I'm starting reading about cardinals (Shoenfield, page 253) and showing $x \subseteq y \implies \alpha = Card(x) \le Card(y) = \beta$. I notice that there is a injection $\alpha \to \beta$, so I want to conclude $\alpha \subseteq \beta$. Injection between ordinals $\alpha \hookrightarrow \beta$ asks the same but with an order-preserving injection. So maybe this property is false. I was wondering what is an easy counterexample.
My try
I examine first what can be the proof of Injection between ordinals $\alpha \hookrightarrow \beta$. As shown there, we can built an order preserving injection $h:\beta \to \beta$. Therefore, $\beta \cong h(\beta)$. Now, I'm proving that $h(\beta)$, which is clearly a set of ordinals (using axiom of replacement), is transitive. I believe $x \in h(\beta) \implies h^{-1}(x) \in \beta \implies h^{-1}(x) \subseteq \beta \implies x \subseteq h(\beta)$ where I use transitivity of $\beta$. So, since every transitive set of ordinals is an ordinal, we conclude $h(\beta)$ is an ordinal.
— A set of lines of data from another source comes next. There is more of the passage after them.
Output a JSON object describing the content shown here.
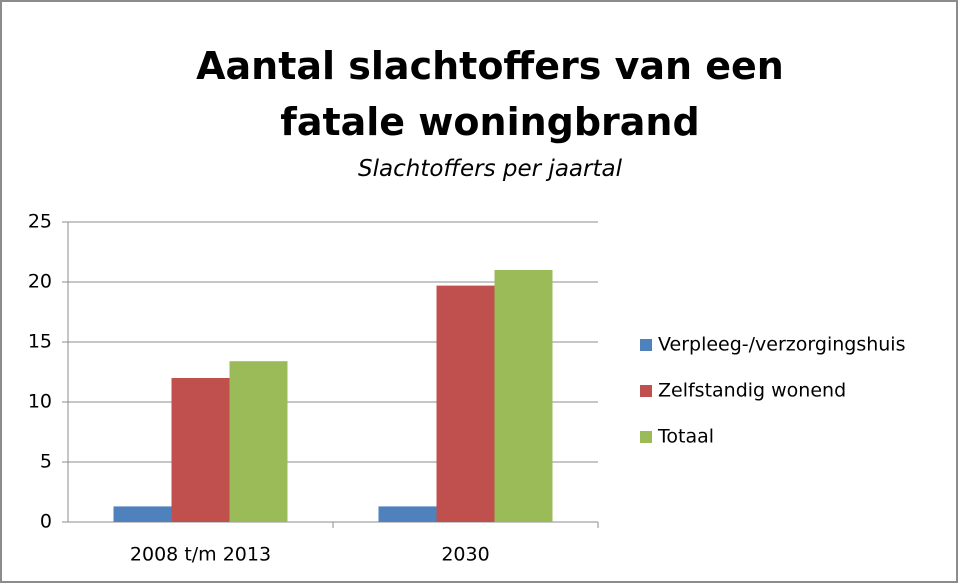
{
  "chart_data": {
    "type": "bar",
    "title": "Aantal slachtoffers van een fatale woningbrand",
    "subtitle": "Slachtoffers per jaartal",
    "categories": [
      "2008 t/m 2013",
      "2030"
    ],
    "series": [
      {
        "name": "Verpleeg-/verzorgingshuis",
        "color": "#4f81bd",
        "values": [
          1.3,
          1.3
        ]
      },
      {
        "name": "Zelfstandig wonend",
        "color": "#c0504d",
        "values": [
          12,
          19.7
        ]
      },
      {
        "name": "Totaal",
        "color": "#9bbb59",
        "values": [
          13.4,
          21
        ]
      }
    ],
    "ylim": [
      0,
      25
    ],
    "yticks": [
      0,
      5,
      10,
      15,
      20,
      25
    ],
    "grid": true,
    "legend": "right"
  }
}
But $\beta \cong h(\beta)$ implies $\beta = h(\beta)$ which contradicts the assumption $h(\beta) \subset \beta$ (since $\beta \subset \alpha$ so there are elements of $\alpha$ that are not mapped in the image.
So we see that it was needed to have an isomorphism, not just an injection.
Best Answer
There is an injection $f: \omega + 1 \to \omega$ defined by $f(\omega)=0, f(n)=n+1$ for $n \in \omega$, but it's not the case that $\omega \cup \{ \omega \} = \omega + 1 \subseteq \omega$. More generally, there's an injection from any countable ordinal into $\omega$. That's how you know the ordinal is countable.